Friday, 27 July 2018

Technological advantages

Last May when Eluid Kipchoge attempted to break the 2 hour barrier for the marathon as part of Nike's Breaking2 project he wore a pair of Nike Vapourfly Elite shoes.  Which had been especially developed to enhance performance and aid in the attempt to go sub 2 hours.

The Vapourfly Elites which are now available on general sale, Nike claims improve running economy on average by 4%.  A claim that appears to have been ratified by a recent survey carried out by the New York Times. Having used data from Strava they analysed 495,000 marathon and half marathon times since 2014 and concluded that runners that wore Vaporflys on average ran up to 3 - 4% quicker than similar runners wearing other shoes.

So, playing devils advocate, does wearing Nike Vapourfly Elite give a runner an unfair advantage over others?

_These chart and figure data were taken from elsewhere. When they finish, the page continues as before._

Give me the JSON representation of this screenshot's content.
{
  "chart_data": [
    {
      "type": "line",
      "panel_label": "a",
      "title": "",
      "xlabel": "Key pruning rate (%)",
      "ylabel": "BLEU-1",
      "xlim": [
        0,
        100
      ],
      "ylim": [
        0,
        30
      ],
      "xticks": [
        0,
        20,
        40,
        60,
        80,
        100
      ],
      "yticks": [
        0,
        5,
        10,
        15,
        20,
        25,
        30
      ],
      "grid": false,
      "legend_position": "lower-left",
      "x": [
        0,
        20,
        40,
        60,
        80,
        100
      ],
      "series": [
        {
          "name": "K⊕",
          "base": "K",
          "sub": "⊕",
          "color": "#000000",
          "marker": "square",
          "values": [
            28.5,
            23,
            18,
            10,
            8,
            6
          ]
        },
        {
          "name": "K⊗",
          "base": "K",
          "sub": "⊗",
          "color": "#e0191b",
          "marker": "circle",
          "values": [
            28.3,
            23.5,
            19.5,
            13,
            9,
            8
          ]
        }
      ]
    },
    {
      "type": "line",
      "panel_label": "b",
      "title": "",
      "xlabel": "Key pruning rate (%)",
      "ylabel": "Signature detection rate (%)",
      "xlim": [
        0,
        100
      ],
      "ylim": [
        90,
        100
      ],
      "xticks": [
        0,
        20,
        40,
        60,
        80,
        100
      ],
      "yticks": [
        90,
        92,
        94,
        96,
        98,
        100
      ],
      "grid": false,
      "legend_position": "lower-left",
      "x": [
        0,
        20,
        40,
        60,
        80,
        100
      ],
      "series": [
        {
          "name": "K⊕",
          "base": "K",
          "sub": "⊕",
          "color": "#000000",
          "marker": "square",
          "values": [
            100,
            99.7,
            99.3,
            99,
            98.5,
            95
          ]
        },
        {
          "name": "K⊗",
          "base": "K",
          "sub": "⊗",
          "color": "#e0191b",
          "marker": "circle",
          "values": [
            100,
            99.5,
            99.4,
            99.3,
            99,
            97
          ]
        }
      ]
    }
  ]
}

The IAAF have said that these shoes meet all its requirements and therefore the answer would appear to be not and going for the advantage the shoes provide is a matter of choice by the runner and / or perhaps access - they don't seem to be widely available, or affordability a quick look on ebay and you will be forking out over £200 for a pair.

But as Shoe manufacturers continue to seek improvements in their products, which will in turn help lead to improvements in the athletes performance, perhaps the time will come when we have to decide whether new feats in performance are down to improvements in human performance or just to technological advances.

This is not a new conundrum and also not one limited to running.  For example, FINA the governing body for swimming banned the LZR Racer swimsuit which they reckoned reduced skin friction drag by 24%.  There has also been some controversy surrounding  the British Cycling team's use of skinsuits (used since 2008) and said to improve performance by up to 7% and are ruled as being legal.

This is not the first time such questions have been discussed and as further advances in technology continue it is certainly not going to be the last.